Git grep is a search command built around the Git ls-files command.
git ls-files | grep -v -f ignore.txt | xargs grep -n
The command line takes all the files checked into version control, strips out the unwanted files, then searches the remaining for a text string or regular expression.
The result is a list of matching lines with their filename and line numbers.
I wrote an Emacs command called slf-git-grep to run it. You select some text then press a key (ctrl+space) to find the selected text in all your source files. It opens a buffer for the results and the matching text is colored red.
This allows you to navigate your source with just a few keystrokes.
If there is no selection, it prompts you for the search string (or regular expression).
It works with multiple repositories on the same machine.
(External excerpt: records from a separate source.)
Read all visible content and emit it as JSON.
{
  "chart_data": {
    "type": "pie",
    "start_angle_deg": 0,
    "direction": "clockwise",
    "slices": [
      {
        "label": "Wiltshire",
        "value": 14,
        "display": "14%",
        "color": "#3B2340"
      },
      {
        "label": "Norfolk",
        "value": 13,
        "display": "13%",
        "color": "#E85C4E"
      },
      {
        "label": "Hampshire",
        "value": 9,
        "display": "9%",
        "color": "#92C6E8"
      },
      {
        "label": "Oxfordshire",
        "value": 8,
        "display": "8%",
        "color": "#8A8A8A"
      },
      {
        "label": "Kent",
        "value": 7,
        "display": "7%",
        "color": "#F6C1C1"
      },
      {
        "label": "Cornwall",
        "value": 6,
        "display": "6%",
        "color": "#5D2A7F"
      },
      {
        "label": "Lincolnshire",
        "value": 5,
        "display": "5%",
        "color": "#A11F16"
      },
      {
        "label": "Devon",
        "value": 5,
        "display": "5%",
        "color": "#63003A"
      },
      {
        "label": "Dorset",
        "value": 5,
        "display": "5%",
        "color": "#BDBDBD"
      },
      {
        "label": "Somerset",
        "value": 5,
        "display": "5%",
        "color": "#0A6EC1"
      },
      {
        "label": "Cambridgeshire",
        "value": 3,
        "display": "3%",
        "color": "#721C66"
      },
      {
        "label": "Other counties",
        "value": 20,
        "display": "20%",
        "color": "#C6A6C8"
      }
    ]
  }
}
Each one has its own results buffer that’s appended to.
The Git root folder is found mostly automatically by searching relative to the current file. If it cannot find it that way, it uses the Git root found last. If it still isn’t found, you are prompt for it.
You may have source checked in that you don’t want to look at. For example third party libs. You can exclude these files using ignore.txt.
The grep command looks for the ignore.txt file in the Git root directory and if not found it looks in your home folder.
The results buffer shows the relative filename and line number. This allows you to go to the found line with one keystoke (ctrl+o). That’s done using another command I wrote called slf-open-file-under-cursor.
slf-open-file-under-cursor is an emacs command which opens the file under the cursor and goes to the specified line number.
The command parses the current line to extract the filename and line number. Then it opens the file and goes to the line.
The command supports common file/line formats generated by grep, a couple stack traces and logging.
Filename is either a full path or a filename relative to the current directory.